L’objectif de ce nouveau système est de « faciliter l’accès
des citoyens » à quelque 590 services administratifs, comme
l’obtention des pensions de retraite, la récupération ou le
renouvellement des cartes d’identité, des certificats de
naissance, des passeports ou des permis de conduire, le
paiement des factures de téléphone ou de portable, la
réservation des billets d’avion ou de train, les permis de
construction ou l’accomplissement des procédures douanières
ainsi qu’une série d’autres services dans d’autres domaines
comme l’éducation et la santé.
Une
sorte de baguette magique qui résoudra tous les problèmes. «
Cette initiative vise à faciliter la vie aux citoyens prêts
à payer de l’argent pour ne pas avoir à subir les longues
files d’attente à chaque fois qu’ils ont besoin d’accomplir
une procédure administrative, et d’autre part, à solutionner
la bureaucratie et la lenteur des procédures de la plupart
des services », affirme Nasser Fouad, responsable au
ministère du Développement administratif. Il ajoute que la
lutte contre la corruption administrative est l’un des
motifs de cette initiative. Car dans la plupart des
administrations, les fonctionnaires reçoivent encore
régulièrement des dessous de table.
Le
dernier rapport du ministère du Développement administratif
a révélé que 76 % des employés de la fonction publique, soit
3,5 millions d’employés, perçoivent des montants d’argent
sous la table durant l’exercice de leur fonction. Ce même
rapport a révélé que la corruption administrative touche
particulièrement certains secteurs comme les municipalités,
les douanes et les impôts et que les mécanismes adoptés
contre ce phénomène n’ont pas eu de vrais résultats. Le
problème de la bureaucratie est certainement bien ancré dans
la société. L’initiative du gouvernement va-t-elle mettre
fin à tous les maux ? Pour certains, c’est assurément non. «
Le gouvernement veut nous donner l’impression qu’il a résolu
tous les problèmes. Une telle initiative revient à traiter
un bouton de fièvre au lieu de traiter la fièvre. L’appareil
administratif de l’Etat est pléthorique et souffre de
mauvaise gestion. Les employés sont mal payés et ils
travaillent dans de très mauvaises conditions. Tout ceci est
le résultat de politiques erronées au cours des années
passées », commente Hussein Abdel-Razeq, secrétaire général
du parti du Rassemblement, unioniste progressiste, gauche.

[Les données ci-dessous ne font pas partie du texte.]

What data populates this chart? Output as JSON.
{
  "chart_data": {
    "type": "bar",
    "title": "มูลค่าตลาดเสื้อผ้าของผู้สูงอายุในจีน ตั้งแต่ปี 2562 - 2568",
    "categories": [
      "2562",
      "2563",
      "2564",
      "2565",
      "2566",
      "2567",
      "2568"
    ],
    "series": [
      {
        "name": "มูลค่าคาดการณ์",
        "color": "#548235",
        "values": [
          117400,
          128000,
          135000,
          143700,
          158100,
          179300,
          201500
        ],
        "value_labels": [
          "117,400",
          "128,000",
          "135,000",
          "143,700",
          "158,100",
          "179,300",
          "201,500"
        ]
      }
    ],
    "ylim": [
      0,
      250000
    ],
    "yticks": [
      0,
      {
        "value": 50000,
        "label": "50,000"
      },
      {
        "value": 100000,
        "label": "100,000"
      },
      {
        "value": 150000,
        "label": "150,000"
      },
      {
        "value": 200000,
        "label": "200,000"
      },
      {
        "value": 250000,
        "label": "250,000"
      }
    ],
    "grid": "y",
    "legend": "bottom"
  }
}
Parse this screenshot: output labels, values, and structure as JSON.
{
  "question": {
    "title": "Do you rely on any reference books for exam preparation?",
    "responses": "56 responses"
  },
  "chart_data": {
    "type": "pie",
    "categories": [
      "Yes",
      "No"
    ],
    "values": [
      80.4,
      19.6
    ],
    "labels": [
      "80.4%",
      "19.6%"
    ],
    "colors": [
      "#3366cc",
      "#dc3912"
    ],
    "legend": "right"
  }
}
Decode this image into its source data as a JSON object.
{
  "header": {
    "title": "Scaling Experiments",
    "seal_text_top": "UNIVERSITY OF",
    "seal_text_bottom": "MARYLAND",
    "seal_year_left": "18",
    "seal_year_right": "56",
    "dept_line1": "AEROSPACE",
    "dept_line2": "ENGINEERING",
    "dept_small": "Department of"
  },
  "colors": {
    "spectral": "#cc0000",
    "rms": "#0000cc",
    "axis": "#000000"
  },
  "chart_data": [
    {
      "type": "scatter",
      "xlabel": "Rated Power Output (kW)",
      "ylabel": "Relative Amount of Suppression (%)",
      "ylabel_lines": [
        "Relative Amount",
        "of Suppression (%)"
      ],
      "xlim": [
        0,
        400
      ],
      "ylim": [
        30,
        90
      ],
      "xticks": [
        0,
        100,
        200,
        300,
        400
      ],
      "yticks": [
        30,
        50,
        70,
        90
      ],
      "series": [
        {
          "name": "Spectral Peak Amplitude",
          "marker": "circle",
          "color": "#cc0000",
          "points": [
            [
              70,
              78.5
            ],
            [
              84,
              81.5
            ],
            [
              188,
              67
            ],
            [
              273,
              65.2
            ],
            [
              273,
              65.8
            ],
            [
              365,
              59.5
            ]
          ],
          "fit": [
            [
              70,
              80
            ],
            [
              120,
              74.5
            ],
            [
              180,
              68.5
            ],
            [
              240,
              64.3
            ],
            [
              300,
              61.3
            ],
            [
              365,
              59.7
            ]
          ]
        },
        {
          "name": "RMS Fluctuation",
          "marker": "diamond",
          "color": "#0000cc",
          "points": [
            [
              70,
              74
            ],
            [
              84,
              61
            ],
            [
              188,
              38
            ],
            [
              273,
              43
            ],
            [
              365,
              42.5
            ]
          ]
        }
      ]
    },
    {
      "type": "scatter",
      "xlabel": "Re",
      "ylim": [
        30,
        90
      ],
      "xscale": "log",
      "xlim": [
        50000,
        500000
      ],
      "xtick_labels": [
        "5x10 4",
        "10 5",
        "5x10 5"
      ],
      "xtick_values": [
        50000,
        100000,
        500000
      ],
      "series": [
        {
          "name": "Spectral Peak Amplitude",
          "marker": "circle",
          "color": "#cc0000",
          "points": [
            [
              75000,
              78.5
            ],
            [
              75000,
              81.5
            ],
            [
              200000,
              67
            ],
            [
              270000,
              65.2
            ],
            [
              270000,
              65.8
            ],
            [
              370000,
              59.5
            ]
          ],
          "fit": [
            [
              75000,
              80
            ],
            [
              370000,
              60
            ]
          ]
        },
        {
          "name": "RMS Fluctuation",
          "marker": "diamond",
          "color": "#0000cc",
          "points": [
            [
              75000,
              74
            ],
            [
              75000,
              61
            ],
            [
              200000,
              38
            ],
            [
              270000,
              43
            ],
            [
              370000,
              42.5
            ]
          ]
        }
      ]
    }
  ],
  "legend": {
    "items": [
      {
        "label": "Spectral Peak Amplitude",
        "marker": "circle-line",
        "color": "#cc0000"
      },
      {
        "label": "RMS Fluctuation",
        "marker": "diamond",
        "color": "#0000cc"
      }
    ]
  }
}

Selon lui, l’initiative gouvernementale fera que seuls les
riches bénéficieront d’un service aisé, tandis que les
pauvres n’auront droit qu’à un service lamentable.
Depuis
quelques années, le gouvernement tente de régler le problème
de la bureaucratie, mais en vain. En 2002, le gouvernement
avait créé 500 « bureaux de service » répartis dans les
différents gouvernorats. Six ans après l’expérience, ces
centres ont fermé leurs portes du fait de leur ignorance par
les citoyens. « Pendant six ans de travail, nous n’avons
reçu que 650 clients. C’est parce que peu de gens
connaissent ces centres. Les gens croient que ces kiosques
sont des bureaux de poste. Aucune publicité n’a été faite
durant toute cette période pour les faire connaître, sous
prétexte que cela alourdissait le budget », lâche Mohamad
Osmane, fonctionnaire au centre de service à Madinet Nasr.
D’autres problèmes sont apparus, rendant le service mal
présenté aux citoyens. Les employés de ces centres sont mal
payés. Ils obtiennent un salaire mensuel de 300 L.E. et sont
obligés de se déplacer entre les différents services
gouvernementaux, alors que les frais de transport ne leur
sont pas remboursés, et qu’ils n’ont même pas la permission
d’utiliser les moyens de transport gratuitement.
Vient
ensuite l’absence de lignes directes de téléphone ou de fax
qui faciliteraient la mission de ces employés. « Après
l’échec de cette expérience, plusieurs propositions ont été
étudiées, entre autres la vente de ces bureaux au secteur
privé qui se chargera de présenter les différents services
aux citoyens. Mais cette idée a été rejetée car le ministère
ne pourra pas, dans ce cas, contrôler les coûts des services
qui seront bien sûr plus chers », assure Nasser. Des spots
publicitaires sont diffusés sur les différentes chaînes
télévisées ainsi que dans les journaux pour informer les
citoyens sur la nouvelle initiative, en attendant de trouver
des solutions de fond pour le problème de la bureaucratie.